It’s not so much that the posterior mode doesn’t exist but rather that it exists on a boundary of the model configuration space. This behavior invalidates most of the Bernstein-von Mises asymptotic guarantees of maximum a posteriori estimates, and hence a common motivation for these types of estimates.

This is straightforward to see if you look at a normal hierarchal model with “flat” prior density functions for the population location and scale

\begin{align*} \pi(\theta_{k}, \mu, \tau) &= \pi(\theta_{k} \mid \mu, \tau) \, \pi(\mu, \tau) \\ &\propto \text{normal}( \theta_{k} \mid \mu, \tau). \end{align*}

In this case \pi(\theta_{k}, \mu, \tau) has a singular maximum as \tau \rightarrow 0 and \theta_{k} - \mu \rightarrow 0. Geometrically it’s the very bottom of the infamous funnel.

The full posterior, however, also has to take into account the likelihood functions \pi(\tilde{y}_{n} \mid \theta_{k(n)}). The problem is that unless there a lot of data and a reasonable number of groups then the likelihood function won’t be able to exclude that singular mode of the hierarchical model, which will then propagate to the posterior density function.

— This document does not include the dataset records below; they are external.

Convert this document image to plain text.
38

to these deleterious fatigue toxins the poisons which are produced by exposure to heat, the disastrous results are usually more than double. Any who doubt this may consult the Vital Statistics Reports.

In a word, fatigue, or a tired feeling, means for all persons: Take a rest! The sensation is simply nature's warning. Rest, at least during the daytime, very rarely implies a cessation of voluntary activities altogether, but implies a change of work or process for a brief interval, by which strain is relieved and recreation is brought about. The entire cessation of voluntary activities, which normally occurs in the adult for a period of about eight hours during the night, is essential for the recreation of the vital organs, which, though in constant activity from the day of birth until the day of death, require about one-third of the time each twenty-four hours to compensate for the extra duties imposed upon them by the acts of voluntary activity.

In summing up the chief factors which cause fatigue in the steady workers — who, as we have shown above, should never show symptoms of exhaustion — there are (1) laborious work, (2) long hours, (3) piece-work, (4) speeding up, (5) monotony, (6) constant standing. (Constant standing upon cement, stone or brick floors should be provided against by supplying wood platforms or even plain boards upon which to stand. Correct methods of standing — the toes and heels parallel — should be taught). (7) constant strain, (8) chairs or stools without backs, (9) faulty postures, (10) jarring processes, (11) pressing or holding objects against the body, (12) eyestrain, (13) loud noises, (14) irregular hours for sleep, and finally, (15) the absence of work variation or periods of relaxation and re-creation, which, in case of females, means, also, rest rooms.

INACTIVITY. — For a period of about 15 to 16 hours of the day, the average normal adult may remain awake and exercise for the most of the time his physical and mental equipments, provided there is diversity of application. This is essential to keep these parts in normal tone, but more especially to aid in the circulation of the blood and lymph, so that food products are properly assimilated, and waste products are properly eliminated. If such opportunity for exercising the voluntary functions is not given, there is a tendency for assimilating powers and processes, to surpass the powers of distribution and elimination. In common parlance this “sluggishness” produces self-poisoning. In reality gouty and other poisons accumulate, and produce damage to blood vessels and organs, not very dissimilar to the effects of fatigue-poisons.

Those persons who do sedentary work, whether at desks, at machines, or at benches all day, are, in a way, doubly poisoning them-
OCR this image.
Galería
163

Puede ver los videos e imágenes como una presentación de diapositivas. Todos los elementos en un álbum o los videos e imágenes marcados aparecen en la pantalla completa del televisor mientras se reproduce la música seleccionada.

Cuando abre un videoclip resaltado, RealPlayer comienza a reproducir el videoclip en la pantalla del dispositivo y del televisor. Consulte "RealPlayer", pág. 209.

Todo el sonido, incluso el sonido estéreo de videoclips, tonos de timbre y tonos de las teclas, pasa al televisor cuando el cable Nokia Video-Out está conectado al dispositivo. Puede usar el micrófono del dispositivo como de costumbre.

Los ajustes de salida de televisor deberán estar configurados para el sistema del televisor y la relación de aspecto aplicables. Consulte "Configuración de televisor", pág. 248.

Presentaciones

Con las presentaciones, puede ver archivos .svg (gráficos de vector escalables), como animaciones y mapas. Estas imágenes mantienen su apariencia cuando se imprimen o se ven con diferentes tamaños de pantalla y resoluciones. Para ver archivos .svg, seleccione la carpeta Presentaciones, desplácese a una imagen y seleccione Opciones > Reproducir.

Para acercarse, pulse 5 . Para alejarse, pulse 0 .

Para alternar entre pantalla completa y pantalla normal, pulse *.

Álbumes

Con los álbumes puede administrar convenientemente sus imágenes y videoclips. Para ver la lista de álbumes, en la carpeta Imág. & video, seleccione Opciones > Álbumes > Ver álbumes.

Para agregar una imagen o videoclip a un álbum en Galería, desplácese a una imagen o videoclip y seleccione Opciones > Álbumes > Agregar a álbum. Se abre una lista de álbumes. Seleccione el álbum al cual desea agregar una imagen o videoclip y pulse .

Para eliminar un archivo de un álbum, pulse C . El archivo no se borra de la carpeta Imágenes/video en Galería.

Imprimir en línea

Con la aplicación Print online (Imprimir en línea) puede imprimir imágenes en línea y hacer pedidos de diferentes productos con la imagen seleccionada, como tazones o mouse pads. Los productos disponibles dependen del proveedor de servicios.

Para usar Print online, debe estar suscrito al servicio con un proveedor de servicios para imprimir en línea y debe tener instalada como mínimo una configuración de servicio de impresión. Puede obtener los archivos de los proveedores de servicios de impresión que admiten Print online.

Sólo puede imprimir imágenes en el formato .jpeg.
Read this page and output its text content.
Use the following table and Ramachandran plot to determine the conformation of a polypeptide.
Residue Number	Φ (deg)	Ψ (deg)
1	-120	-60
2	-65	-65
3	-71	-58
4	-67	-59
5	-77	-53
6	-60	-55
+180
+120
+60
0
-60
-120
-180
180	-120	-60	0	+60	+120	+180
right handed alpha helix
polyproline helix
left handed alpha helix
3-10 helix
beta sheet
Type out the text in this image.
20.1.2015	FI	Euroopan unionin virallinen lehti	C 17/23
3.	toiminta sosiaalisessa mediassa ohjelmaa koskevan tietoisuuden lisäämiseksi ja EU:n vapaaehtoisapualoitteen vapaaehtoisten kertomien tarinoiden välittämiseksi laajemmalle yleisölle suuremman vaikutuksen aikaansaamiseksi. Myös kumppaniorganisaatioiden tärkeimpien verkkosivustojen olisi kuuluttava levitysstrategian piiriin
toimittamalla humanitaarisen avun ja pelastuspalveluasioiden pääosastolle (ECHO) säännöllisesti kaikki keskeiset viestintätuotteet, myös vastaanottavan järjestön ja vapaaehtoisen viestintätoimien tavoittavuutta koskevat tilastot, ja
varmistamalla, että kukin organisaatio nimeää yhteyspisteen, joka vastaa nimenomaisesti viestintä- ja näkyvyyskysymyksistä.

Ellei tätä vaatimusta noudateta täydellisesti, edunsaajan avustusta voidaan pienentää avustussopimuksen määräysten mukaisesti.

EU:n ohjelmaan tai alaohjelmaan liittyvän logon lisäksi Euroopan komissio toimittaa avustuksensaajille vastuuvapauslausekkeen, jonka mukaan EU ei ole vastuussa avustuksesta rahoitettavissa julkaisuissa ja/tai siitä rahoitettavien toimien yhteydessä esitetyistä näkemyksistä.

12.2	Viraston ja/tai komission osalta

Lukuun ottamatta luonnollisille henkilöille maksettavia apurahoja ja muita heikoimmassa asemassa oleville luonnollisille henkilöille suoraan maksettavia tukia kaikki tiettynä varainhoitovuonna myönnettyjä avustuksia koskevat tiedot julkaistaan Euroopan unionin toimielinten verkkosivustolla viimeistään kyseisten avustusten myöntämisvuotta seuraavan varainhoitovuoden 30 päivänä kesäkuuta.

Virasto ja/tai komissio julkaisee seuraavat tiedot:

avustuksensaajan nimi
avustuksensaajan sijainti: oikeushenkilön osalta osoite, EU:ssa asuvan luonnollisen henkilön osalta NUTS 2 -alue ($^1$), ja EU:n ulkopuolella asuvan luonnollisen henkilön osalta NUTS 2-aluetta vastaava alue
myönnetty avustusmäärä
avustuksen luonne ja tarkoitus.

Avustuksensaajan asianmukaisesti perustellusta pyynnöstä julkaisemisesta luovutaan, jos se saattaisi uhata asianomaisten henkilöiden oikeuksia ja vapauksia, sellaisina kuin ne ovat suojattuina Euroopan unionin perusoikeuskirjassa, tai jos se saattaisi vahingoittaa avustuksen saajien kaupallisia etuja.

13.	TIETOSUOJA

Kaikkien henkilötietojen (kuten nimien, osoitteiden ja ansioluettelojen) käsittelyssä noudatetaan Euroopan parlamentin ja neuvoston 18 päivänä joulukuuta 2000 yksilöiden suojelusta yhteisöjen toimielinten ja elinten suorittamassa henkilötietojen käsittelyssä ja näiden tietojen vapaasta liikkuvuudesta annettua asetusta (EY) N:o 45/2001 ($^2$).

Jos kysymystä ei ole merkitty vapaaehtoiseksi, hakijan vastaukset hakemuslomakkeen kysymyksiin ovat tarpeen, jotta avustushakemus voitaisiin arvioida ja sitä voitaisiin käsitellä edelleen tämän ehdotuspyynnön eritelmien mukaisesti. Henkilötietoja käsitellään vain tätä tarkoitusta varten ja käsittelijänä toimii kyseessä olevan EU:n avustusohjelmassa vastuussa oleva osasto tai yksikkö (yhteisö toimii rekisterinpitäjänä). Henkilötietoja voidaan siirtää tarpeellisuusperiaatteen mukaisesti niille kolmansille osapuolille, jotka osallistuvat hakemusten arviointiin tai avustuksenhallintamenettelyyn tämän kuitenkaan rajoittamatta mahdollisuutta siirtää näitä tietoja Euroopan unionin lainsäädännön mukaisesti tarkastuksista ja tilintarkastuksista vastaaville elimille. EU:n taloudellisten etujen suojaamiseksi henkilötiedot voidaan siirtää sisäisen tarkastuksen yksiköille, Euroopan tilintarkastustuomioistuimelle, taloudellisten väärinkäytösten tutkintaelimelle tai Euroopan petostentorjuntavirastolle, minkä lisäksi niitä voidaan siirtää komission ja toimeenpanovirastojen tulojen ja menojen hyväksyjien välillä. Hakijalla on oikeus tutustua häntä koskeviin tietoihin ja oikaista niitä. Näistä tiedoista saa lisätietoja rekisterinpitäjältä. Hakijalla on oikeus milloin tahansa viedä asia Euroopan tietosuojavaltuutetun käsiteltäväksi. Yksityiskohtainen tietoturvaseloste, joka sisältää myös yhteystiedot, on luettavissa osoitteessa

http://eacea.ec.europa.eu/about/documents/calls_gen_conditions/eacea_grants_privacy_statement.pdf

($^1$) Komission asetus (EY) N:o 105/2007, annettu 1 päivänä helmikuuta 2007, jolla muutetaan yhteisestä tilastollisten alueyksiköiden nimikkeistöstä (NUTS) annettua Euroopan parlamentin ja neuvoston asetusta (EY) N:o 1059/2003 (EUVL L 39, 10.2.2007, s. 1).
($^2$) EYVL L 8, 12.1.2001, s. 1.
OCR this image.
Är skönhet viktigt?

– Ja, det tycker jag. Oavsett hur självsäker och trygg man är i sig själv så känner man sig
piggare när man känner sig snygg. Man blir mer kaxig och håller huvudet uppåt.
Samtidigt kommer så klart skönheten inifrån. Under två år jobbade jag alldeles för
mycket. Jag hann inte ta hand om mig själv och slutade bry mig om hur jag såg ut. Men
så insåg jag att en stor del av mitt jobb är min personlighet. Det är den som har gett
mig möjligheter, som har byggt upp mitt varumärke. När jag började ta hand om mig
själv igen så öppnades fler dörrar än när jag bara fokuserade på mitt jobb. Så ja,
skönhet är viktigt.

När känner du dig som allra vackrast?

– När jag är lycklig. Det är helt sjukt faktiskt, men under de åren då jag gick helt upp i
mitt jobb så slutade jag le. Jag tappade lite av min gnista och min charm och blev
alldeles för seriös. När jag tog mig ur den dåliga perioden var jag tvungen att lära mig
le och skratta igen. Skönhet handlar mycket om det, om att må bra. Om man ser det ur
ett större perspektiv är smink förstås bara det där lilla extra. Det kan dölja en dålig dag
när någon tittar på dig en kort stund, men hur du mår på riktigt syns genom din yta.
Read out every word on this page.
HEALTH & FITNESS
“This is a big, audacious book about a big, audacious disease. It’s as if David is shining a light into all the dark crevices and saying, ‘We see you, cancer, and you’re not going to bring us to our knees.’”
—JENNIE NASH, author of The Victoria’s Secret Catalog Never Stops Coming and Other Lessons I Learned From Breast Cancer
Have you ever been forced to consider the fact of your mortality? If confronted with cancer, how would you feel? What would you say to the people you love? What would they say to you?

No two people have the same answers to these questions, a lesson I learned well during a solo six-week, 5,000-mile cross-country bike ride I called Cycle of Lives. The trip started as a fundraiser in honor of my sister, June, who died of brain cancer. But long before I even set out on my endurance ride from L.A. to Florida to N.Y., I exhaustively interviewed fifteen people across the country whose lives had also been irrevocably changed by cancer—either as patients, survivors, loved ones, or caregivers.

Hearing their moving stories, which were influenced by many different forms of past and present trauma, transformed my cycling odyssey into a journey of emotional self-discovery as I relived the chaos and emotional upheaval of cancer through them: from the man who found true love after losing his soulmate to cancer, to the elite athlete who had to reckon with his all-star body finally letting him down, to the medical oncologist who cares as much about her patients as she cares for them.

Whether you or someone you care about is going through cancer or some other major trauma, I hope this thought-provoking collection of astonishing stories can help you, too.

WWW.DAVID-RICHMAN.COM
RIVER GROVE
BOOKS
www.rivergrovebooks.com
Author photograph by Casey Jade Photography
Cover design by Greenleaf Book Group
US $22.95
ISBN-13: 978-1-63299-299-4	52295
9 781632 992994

A prior model for \tau that explicitly excludes \tau = 0 will yield a better behaved maximum, but that’s feasible only when one actually has domain expertise that excludes homogeneous behavior amongst the groups. Even then asymptotics are often so far away that the performance of the maximum a posteriori estimator will not be great even though it has been moved away from the boundary.

Ideally one would confirm this by trying to run an optimization in Stan or similar tool and seeing the boundary behavior.